Mit, bugünkü eylemler için bir vasıta olarak görülmelidir; ne derecede gerçekten geleceğin tarihi olarak ele alınabileceğini tartışmaya çalışmak akıllı bir hareket olmaz. Önemli olan kendi bütünlüğü içindeki mittir; mitin parçaları ise anafikri destekledikleri ölçüde ilgiye değerdir.
Bu adamlar sayesinde genel grevin tam da benim söylediğim şey olduğunu görebiliyoruz: Tüm sosyalizmi içeren mit, yani sosyalizm tarafından modern topluma karşı yürütülen savaşın farklı ifadelerine karşılık gelen tüm hisleri içgüdüsel olarak harekete geçirmeye muktedir görüntüler bütünü. Grevler proletaryanın sahip oldukları en asil, en derin ve en etkili hisleri canlandırdı; genel grev onları işbirliği içindeki bir görüntüde birleştirdi ve onları bir araya getirerek her birinde azami yoğunluk sağladı; belirli çatışmaların acı dolu hatıralarını daha yüksek bir makama ulaştırarak yoğun bir yaşamla birlikte bilinçliliği oluşturan tüm ayrıntıları renklendirdi. Böylece dil ile sağlayamadığımız mükemmel netlikte ve bütünlükte bir sosyalizm sezgisi anında algılanabiliyordu.
Fakirlere efendilerine karşı kıskançlık ve öfke gibi hisler beslememeleri gerektiğini açıklamanın hiçbir faydası olmaz; bu hisler öğütlerle bastırılamayacak kadar güçlüdür; demokrasinin temelde gücünü aldığı şey, bu hislerin toplumda yaygın biçimde mevcut olmasıdır. Tüm organize ordularda neredeyse doğal biçimde oluşan onura başvuran sosyal savaş, ahlakın güçsüz kaldığı bu kötü hisleri ortadan kaldırabilir. Devrimci sendikalizme yüksek bir medenileşme değeri atfetmemizin tek sebebi bunlar olsaydı, bence sadece bu sebep bile şiddet savunucuları karşısında haklı olmamıza yeterdi.

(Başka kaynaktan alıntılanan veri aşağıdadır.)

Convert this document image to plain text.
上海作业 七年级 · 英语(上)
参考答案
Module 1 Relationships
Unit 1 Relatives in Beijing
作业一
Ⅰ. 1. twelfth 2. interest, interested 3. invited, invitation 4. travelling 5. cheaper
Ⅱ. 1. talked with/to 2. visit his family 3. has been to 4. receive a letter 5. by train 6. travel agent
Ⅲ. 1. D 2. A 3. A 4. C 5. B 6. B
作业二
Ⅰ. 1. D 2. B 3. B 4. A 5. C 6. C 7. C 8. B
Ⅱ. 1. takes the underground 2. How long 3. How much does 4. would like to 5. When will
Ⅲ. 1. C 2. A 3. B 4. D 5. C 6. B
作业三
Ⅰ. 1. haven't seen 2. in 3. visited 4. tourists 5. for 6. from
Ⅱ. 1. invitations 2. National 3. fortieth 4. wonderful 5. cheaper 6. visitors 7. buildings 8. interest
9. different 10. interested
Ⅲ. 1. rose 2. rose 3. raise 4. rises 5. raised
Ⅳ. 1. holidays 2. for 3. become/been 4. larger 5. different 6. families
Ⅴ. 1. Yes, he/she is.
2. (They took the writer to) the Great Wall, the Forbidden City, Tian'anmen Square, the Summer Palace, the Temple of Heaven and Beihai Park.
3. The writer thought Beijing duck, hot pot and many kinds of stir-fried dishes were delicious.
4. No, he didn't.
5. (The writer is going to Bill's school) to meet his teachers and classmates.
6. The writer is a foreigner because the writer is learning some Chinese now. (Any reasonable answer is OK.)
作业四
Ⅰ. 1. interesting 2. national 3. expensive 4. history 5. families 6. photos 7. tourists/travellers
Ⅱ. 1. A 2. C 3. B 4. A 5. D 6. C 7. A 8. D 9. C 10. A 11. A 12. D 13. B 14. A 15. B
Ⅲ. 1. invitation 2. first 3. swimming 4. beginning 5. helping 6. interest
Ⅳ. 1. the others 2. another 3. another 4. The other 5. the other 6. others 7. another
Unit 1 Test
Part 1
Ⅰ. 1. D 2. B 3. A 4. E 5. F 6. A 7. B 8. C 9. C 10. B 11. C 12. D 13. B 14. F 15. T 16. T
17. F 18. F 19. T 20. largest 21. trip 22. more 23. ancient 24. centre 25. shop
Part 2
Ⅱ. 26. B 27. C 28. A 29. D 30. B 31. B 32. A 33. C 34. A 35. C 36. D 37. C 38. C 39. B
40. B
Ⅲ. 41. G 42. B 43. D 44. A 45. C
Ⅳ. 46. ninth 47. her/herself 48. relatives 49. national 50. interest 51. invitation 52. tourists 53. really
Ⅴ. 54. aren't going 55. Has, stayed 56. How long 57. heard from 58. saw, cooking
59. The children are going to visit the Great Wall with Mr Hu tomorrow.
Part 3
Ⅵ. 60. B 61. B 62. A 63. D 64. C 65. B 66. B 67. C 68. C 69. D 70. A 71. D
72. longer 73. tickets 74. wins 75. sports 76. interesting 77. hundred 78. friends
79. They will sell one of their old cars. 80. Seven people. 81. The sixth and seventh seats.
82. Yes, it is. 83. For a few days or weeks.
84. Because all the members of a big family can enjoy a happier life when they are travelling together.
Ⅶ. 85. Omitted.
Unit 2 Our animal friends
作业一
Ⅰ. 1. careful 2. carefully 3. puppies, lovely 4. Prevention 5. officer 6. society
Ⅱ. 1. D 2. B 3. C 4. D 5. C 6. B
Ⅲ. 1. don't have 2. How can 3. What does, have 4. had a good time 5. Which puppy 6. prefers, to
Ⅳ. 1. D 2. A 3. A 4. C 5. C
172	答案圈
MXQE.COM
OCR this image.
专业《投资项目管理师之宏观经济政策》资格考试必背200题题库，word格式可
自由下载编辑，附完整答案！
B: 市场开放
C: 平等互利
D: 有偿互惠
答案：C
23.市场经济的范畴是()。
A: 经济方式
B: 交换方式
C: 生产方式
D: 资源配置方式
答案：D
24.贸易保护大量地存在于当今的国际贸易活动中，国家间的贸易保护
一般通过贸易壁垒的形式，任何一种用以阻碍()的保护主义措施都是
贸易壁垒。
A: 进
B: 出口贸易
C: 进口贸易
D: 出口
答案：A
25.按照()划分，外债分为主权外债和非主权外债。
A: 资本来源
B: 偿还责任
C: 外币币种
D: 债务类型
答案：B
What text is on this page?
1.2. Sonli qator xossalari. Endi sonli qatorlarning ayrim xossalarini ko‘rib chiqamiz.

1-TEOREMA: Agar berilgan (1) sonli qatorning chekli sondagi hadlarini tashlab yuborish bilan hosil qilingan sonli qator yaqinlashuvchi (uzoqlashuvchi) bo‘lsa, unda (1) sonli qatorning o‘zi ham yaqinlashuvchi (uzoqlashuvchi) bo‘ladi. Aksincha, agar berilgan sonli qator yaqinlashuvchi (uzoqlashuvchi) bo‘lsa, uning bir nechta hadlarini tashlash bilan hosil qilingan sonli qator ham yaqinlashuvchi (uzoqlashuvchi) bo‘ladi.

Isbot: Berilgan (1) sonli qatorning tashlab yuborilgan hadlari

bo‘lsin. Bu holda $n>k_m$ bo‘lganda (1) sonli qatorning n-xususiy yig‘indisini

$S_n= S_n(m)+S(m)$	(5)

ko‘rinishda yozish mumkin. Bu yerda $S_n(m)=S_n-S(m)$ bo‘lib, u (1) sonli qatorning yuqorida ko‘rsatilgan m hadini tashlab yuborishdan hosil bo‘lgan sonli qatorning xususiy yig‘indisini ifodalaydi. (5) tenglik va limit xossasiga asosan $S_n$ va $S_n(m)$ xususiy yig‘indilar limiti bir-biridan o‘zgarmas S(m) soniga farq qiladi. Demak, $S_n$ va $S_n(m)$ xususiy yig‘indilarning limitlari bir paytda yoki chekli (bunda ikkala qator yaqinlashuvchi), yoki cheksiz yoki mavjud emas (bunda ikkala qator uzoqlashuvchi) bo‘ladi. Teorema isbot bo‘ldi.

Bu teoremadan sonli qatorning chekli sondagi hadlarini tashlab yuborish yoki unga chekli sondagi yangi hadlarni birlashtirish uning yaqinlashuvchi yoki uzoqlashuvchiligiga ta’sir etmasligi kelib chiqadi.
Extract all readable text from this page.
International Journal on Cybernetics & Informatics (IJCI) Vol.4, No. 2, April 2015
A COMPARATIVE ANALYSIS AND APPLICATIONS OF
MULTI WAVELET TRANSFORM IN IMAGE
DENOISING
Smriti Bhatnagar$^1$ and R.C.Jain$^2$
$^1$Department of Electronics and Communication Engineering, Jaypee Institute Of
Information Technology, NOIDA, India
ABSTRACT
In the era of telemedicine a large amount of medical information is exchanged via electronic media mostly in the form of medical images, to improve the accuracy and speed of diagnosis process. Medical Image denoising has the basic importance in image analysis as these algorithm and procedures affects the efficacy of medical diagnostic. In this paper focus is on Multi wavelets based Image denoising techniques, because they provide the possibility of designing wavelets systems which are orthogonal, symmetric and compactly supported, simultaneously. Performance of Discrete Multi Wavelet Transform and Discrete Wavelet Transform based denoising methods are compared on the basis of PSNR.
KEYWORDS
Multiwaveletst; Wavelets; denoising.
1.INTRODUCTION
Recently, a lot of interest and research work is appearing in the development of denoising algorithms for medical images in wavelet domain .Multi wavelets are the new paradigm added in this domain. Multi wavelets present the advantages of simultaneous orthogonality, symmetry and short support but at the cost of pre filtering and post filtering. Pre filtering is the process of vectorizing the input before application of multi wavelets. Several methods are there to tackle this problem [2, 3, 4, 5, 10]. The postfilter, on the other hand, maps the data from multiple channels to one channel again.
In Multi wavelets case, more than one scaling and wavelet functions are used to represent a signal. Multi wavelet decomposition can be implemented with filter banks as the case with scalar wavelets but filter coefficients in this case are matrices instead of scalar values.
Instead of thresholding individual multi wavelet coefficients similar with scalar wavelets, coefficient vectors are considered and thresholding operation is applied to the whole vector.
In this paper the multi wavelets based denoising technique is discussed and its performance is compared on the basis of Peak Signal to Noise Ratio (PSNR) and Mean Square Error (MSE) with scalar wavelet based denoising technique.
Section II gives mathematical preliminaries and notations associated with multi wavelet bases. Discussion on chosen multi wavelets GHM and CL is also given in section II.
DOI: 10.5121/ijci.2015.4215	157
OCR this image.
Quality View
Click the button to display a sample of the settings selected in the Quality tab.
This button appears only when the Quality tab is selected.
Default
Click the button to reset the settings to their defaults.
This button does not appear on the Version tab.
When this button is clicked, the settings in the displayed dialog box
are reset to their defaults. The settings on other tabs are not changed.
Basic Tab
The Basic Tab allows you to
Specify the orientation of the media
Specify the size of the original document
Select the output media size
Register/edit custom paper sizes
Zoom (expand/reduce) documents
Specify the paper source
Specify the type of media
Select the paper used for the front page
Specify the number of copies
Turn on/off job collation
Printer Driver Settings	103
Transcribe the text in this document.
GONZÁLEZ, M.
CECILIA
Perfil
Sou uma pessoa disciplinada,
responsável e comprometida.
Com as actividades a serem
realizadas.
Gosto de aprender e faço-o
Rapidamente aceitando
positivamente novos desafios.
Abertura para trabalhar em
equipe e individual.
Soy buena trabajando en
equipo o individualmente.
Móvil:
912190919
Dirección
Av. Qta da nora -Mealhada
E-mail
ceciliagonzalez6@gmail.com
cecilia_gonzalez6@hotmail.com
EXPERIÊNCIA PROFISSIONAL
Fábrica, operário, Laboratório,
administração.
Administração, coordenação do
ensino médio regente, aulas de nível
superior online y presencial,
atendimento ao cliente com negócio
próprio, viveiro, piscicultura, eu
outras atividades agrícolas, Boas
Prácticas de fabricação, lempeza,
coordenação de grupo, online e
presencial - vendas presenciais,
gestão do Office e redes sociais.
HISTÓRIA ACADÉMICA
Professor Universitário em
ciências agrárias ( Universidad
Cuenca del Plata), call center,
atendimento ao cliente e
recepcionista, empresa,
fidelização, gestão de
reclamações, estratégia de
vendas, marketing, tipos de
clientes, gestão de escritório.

Şiddet içeren grevler ile yaratılacak bir genel grev konsepti, geri dönüşü olmayan bir devirme düşüncesine sahip olduğunu kabul eder. Şiddet proletaryanın zihninde gitgide daha büyük bir yer kazandıkça, bu durumu daha da korkunçlaştıracak bir şey vardır. Ancak ciddi, yenilmesi güç ve yüce bir çalışmayla sosyalistler kendilerini sığ toplumumuzun üzerine çıkarabilir ve dünyaya yeni yollar göstererek değerlerini kanıtlayabilirler.
Parlamenter sosyalistler, Napolyon’un asalet verdiği ve devletin Ancien Regime üzerinde bir güce sahip olması için çalışan memurlarla karşılaştırılabilirler. Devrimci sendikalistler ise her zaman fakir kalacaklarını bildikleri halde kahramanca başarılara imza atan Napolyon ordularına benzetilebilir. Bir imparatorluktan geriye ne kalır? Sadece büyük bir ordunun destanları. Bugünkü sosyalistlerden kalacak olan şey de grevlerin destanıdır.
* Georges Sorel, Şiddet Üzerine Düşünceler, çev. T. E. Hulme, s. 84-85, 126-127, 130-137, 298-299, 1916, George Allen & Unwin Ltd.